The choicest altitudes for harvesting wind energy are beyond the reach of conventional wind turbines, yet one climate scientist, Ken Caldeira of Stanford University, believes these blustery elevations could power the entire world.
To tap into gusts higher than the 100-to-300-foot height of typical land-bound turbines, MIT graduate Ben Glass invented the Buoyant Airborne Turbine, the first floating wind harvester that can capture turbulence at altitudes of 1,000 to 2,000 feet. Winds up there can blow eight times stronger than those down here. The BAT, now produced by Altaeros Energies (Glass’s startup), employs a traditional turbine encased in a round, helium-filled shell made of the same gas-tight and durable fabric as blimps. BAT’s self-adjusting tethers conduct harvested energy down to a trailer-mounted grounding station.
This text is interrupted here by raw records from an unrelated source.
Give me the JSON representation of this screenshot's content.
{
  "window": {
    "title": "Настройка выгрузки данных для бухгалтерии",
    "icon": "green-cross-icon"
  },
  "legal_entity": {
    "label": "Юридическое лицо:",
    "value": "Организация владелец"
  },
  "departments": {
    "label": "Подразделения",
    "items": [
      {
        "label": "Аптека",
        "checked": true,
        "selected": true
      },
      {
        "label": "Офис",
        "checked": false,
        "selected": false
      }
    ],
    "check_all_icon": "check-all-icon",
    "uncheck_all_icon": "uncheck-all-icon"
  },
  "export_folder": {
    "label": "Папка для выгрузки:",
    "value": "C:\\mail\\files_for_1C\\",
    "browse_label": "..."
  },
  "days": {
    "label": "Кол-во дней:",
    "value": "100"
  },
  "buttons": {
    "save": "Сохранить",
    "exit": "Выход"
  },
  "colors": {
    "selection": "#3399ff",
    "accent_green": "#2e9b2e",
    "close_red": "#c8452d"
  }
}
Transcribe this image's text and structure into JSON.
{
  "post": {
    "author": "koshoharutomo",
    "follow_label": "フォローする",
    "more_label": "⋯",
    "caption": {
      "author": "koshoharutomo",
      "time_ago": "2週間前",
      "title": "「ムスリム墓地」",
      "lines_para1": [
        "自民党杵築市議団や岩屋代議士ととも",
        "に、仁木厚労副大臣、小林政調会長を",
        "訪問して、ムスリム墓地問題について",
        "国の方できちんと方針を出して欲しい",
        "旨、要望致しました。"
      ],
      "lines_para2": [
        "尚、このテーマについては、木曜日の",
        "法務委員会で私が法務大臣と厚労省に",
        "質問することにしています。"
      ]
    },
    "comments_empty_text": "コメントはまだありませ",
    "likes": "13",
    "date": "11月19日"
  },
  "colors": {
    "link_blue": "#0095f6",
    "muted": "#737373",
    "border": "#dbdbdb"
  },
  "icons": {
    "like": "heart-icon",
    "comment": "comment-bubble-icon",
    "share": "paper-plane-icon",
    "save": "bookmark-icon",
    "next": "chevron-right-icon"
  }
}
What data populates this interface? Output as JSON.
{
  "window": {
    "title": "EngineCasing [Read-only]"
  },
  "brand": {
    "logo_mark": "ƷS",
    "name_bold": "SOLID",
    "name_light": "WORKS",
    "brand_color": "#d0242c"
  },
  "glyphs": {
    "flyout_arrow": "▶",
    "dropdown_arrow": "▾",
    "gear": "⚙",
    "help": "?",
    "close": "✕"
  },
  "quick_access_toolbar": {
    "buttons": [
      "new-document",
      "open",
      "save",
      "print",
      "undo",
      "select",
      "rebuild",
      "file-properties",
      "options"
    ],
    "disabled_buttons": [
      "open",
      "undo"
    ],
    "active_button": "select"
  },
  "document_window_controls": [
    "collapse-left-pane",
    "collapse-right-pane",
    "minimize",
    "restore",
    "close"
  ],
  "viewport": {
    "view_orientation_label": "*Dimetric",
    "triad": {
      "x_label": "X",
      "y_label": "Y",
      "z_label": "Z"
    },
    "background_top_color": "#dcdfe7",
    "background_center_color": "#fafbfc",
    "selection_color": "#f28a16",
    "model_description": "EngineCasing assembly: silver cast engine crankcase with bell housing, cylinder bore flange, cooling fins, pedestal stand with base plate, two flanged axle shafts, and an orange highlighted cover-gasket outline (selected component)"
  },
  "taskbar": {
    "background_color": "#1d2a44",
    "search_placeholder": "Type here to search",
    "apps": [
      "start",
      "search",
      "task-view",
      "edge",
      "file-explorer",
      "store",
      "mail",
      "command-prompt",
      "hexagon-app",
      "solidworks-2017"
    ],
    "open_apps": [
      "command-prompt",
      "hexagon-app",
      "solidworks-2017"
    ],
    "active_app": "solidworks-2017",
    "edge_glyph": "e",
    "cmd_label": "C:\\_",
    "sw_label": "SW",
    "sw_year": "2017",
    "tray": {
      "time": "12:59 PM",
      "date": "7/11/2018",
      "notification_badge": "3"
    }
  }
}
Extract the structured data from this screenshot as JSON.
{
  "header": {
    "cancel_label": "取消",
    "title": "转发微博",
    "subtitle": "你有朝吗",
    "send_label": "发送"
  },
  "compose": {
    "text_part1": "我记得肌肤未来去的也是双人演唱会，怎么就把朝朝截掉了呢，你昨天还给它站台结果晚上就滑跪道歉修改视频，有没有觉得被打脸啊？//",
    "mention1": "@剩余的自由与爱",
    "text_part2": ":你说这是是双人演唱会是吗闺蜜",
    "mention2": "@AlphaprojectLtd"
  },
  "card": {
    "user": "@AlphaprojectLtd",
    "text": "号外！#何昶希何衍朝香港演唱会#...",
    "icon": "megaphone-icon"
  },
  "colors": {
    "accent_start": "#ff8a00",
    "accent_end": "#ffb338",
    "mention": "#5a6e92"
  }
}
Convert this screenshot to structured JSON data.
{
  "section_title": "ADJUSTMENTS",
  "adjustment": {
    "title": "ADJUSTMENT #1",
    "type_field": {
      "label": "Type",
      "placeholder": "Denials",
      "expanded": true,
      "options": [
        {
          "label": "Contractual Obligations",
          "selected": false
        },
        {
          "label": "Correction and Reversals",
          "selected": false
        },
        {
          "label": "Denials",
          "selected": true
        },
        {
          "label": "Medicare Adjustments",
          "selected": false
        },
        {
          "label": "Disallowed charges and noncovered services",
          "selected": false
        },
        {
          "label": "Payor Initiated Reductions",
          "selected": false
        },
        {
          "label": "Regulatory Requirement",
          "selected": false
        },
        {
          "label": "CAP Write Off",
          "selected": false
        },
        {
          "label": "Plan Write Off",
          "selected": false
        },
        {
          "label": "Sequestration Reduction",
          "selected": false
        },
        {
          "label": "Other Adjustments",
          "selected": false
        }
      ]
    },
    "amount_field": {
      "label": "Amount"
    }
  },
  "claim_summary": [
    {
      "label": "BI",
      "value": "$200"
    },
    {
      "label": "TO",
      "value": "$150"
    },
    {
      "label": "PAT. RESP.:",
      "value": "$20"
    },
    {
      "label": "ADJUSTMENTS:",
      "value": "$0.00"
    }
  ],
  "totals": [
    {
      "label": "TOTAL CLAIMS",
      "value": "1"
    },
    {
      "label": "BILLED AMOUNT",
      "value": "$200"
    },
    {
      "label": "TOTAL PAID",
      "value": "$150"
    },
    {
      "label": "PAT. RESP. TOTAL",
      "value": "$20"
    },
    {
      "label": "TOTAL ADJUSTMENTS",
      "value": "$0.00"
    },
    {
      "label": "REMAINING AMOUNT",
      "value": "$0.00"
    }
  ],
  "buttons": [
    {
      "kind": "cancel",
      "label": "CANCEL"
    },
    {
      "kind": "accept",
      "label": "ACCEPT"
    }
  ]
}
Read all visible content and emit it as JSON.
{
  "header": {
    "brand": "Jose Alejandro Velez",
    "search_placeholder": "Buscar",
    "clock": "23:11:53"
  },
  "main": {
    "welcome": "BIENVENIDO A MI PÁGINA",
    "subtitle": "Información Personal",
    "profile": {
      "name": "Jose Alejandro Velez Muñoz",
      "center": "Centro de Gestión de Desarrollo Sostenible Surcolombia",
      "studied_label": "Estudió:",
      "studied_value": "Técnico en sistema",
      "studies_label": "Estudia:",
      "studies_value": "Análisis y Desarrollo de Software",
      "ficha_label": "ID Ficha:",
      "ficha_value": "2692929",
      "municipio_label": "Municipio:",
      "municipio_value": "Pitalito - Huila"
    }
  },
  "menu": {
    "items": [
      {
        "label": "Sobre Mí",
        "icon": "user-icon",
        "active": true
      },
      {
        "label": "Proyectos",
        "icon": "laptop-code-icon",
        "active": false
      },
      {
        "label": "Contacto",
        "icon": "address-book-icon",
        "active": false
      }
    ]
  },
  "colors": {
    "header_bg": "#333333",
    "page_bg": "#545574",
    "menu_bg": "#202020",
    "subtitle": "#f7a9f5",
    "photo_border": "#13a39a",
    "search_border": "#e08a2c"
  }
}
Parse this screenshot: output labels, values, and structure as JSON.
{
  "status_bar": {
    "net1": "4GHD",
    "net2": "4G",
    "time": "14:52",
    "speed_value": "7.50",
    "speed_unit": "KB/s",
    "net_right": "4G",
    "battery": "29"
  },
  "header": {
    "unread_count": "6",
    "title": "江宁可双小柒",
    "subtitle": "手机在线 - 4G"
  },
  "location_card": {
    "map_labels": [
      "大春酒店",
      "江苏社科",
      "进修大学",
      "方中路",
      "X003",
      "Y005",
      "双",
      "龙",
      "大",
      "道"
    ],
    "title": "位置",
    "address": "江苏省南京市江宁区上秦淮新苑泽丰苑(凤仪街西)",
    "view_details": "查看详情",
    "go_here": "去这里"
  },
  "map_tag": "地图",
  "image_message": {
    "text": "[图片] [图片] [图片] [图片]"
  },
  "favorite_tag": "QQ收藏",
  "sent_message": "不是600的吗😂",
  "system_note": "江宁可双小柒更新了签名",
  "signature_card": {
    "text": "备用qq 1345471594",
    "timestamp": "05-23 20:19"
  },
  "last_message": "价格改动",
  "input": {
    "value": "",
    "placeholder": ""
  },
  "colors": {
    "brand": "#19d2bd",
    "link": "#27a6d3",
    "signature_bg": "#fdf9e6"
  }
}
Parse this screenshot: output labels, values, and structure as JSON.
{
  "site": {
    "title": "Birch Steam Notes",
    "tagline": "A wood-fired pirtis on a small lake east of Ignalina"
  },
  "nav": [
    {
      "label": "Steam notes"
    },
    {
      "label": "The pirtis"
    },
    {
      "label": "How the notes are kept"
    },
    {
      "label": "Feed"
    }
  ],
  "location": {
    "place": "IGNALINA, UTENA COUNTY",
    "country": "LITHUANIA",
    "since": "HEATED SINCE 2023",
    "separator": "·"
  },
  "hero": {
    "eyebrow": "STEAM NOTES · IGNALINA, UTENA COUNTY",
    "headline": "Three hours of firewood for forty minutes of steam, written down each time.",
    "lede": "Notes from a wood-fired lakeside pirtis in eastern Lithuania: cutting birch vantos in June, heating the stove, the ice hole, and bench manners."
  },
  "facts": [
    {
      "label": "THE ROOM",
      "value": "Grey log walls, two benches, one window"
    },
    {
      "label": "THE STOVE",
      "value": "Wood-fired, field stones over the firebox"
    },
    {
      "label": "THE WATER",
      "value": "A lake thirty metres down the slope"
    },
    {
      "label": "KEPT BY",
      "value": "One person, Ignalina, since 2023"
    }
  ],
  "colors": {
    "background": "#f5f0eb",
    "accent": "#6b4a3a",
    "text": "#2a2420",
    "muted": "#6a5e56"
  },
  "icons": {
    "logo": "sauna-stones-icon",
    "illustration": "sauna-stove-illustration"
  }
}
“Lifting a wind turbine with an inflatable significantly reduces the time and logistical cost of installation” compared with traditional wind turbines, says Altaeros business manager Ryan Holy. That potentially makes the BAT, which is set for commercial deployment in Alaska in 2016, a power solution for sparsely populated areas, for off-grid locales that rely on diesel generators, for areas hit by natural disasters, and—perhaps most consequential—for providing low-cost electricity to communities around the world that lack access to modern energy supplies.
Caldeira sees the technology’s promise in such situations, adding that the BAT probably would not be ideal for obtaining power from jet streams due to the drag of the balloon.